Вот когда Юсуф, муж Асенеф, пытался из Египта написать письмо своему отцу Якубу, он неизменно начинал с того, что восхвалял Бога. Благочестив, стало быть, был Юсуф. И имя Бога сжималось до первой буквы, а буква свивалась в точку — и что больше этой точки мог сказать Юсуф своему отцу о мире и о себе в этом мире? Ибо в одной этой точке содержались сведения обо всем, что дано только знать человеку... Так открылась истина слова Юсуфу, женатому на Асенеф.
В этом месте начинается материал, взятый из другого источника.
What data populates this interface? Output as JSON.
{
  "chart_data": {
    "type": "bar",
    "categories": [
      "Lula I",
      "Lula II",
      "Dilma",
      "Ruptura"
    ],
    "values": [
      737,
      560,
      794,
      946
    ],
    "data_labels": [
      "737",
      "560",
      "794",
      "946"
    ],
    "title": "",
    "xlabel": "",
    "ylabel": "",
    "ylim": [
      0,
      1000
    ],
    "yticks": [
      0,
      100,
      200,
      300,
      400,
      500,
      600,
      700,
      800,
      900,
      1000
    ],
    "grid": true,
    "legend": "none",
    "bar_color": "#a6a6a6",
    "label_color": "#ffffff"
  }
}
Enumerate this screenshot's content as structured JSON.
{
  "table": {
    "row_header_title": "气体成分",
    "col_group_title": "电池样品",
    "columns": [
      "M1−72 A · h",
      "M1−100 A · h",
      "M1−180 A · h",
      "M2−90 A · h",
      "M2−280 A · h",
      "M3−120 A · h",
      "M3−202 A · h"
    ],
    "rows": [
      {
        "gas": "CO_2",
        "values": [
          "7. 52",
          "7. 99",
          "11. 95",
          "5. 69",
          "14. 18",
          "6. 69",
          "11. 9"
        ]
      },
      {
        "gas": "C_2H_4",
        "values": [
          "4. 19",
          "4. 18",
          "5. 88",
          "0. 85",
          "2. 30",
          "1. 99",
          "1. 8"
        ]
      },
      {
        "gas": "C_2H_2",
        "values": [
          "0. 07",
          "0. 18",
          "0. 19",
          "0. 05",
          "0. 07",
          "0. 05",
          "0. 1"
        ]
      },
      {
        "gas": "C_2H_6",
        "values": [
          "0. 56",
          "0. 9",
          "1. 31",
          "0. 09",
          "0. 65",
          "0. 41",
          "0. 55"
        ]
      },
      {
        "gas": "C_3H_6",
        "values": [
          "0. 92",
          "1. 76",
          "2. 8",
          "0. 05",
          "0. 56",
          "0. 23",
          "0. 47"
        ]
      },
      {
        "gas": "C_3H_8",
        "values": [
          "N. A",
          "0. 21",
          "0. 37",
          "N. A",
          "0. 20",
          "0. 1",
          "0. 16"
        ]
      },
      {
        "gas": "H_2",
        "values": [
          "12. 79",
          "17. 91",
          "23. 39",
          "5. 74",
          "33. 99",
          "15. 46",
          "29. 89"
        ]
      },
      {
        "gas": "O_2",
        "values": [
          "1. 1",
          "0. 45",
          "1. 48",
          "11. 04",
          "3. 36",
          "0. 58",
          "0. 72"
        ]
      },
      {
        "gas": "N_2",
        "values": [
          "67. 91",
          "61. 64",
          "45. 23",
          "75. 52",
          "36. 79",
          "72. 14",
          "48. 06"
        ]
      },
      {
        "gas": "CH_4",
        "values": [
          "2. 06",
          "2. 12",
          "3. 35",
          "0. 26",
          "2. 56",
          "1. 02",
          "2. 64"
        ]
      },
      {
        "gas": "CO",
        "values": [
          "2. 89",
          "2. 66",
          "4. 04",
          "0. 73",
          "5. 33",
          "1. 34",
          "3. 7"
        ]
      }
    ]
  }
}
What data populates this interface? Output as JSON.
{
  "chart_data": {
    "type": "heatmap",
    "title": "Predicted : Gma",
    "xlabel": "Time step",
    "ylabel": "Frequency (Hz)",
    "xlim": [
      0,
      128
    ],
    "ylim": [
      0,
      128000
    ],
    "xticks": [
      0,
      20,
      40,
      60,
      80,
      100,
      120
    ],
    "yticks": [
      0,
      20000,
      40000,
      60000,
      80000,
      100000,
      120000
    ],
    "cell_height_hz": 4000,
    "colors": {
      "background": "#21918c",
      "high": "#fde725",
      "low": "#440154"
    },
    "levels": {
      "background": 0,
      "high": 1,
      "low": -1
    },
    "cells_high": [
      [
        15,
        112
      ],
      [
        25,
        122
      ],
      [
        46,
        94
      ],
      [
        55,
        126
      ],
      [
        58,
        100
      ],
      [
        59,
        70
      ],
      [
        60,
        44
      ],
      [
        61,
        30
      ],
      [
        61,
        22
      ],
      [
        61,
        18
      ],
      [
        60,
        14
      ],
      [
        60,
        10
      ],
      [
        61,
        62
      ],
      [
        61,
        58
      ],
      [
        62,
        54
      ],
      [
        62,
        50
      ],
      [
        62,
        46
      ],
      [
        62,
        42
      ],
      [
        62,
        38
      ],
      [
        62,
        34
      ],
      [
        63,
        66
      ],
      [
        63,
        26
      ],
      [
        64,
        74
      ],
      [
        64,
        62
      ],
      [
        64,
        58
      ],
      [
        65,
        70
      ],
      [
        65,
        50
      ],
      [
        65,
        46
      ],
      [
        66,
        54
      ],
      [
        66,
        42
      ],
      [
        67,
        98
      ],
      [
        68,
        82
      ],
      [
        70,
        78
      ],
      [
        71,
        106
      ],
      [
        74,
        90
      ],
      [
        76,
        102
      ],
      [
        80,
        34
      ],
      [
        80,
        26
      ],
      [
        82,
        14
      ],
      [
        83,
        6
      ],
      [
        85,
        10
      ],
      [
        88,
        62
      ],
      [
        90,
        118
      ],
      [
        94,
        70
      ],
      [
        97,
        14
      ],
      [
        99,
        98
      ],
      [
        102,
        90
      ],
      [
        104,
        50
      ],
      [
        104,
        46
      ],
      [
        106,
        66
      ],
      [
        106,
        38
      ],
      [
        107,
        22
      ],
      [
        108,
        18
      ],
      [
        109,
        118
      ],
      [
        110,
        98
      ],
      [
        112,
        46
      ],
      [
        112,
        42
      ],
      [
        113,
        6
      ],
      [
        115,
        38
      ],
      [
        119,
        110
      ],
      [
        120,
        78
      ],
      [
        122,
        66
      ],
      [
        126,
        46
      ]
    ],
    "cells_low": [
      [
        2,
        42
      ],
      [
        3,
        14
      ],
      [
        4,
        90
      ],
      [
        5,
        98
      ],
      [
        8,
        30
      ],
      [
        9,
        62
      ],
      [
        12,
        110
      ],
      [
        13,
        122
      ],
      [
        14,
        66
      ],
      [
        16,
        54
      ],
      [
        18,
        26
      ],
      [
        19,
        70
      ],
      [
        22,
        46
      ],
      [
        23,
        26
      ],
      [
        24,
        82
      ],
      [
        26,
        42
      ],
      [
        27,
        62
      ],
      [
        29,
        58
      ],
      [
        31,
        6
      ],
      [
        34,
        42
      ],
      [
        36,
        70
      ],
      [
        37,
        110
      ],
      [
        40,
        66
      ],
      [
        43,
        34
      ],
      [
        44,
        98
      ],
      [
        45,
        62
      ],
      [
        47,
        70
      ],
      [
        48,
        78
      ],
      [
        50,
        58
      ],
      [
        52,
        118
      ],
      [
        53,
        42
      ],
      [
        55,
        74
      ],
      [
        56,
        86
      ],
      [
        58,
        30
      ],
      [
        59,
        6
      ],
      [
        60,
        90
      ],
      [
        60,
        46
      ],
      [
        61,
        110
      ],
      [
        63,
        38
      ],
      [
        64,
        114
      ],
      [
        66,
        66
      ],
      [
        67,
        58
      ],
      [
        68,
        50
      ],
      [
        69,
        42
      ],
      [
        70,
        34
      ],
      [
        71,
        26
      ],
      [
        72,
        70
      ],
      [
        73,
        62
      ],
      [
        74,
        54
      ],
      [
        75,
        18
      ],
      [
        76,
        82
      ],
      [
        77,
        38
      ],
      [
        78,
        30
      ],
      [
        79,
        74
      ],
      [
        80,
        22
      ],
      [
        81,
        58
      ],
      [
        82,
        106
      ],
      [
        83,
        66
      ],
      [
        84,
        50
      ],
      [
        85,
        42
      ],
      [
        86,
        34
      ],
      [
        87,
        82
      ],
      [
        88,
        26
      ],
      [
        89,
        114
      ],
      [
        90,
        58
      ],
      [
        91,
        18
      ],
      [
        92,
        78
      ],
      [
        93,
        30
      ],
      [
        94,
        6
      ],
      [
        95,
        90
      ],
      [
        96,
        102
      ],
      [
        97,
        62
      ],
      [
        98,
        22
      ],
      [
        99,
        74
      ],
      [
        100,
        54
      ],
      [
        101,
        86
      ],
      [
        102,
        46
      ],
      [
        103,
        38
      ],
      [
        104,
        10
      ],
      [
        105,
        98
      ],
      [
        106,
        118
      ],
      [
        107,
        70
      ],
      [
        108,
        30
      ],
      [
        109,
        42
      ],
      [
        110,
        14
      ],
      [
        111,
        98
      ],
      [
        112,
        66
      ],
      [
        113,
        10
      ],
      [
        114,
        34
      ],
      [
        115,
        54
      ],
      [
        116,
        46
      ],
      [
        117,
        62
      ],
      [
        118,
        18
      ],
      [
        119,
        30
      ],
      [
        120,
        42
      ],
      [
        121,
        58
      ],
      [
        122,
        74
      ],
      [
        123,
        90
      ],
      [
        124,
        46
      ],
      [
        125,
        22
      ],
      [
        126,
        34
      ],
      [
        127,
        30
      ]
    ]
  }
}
На Аснейт. Ибо таково мое имя, господи. Имя той, что пытается охватить мыслями вечную сияющую точку, в которой заключен Бог...
И как же восславить мне тебя, если...
...Черт, опять телефон, и когда только эти бляди угомонятся...
Хоть и темных языческих верований держалась Марта, а Белзу решила почтить по вере его. Белза же, отслуживший Оракулу Феба-Аполлона пятнадцать лет, перевалив за сороковой год жизни, стал склоняться в сторону христианства, которое в последние годы неожиданно начало набирать силу в Вавилоне.
Вот и вошла Марта в лес колонн христианского храма, на дверь черную с золотым крестом наткнулась, как на неодолимую преграду, — закрыт был храм. Справа же и слева от двери двумя неподвижными сфинксами, двумя Анубисами сидели нищие. Оба средних лет, не старше пятидесяти. Мужчина — скособоченный, с рыжей всклокоченной бородкой. Баба — в сером толстом платке, волос не видать, лицо круглое, глаза черные, цыганские. Застыли просящие подаяние, как неживые, — безмолвные стражи закрытой двери, крестом запечатанной. Кто же им подаст, если храм пуст? Для чего сидят?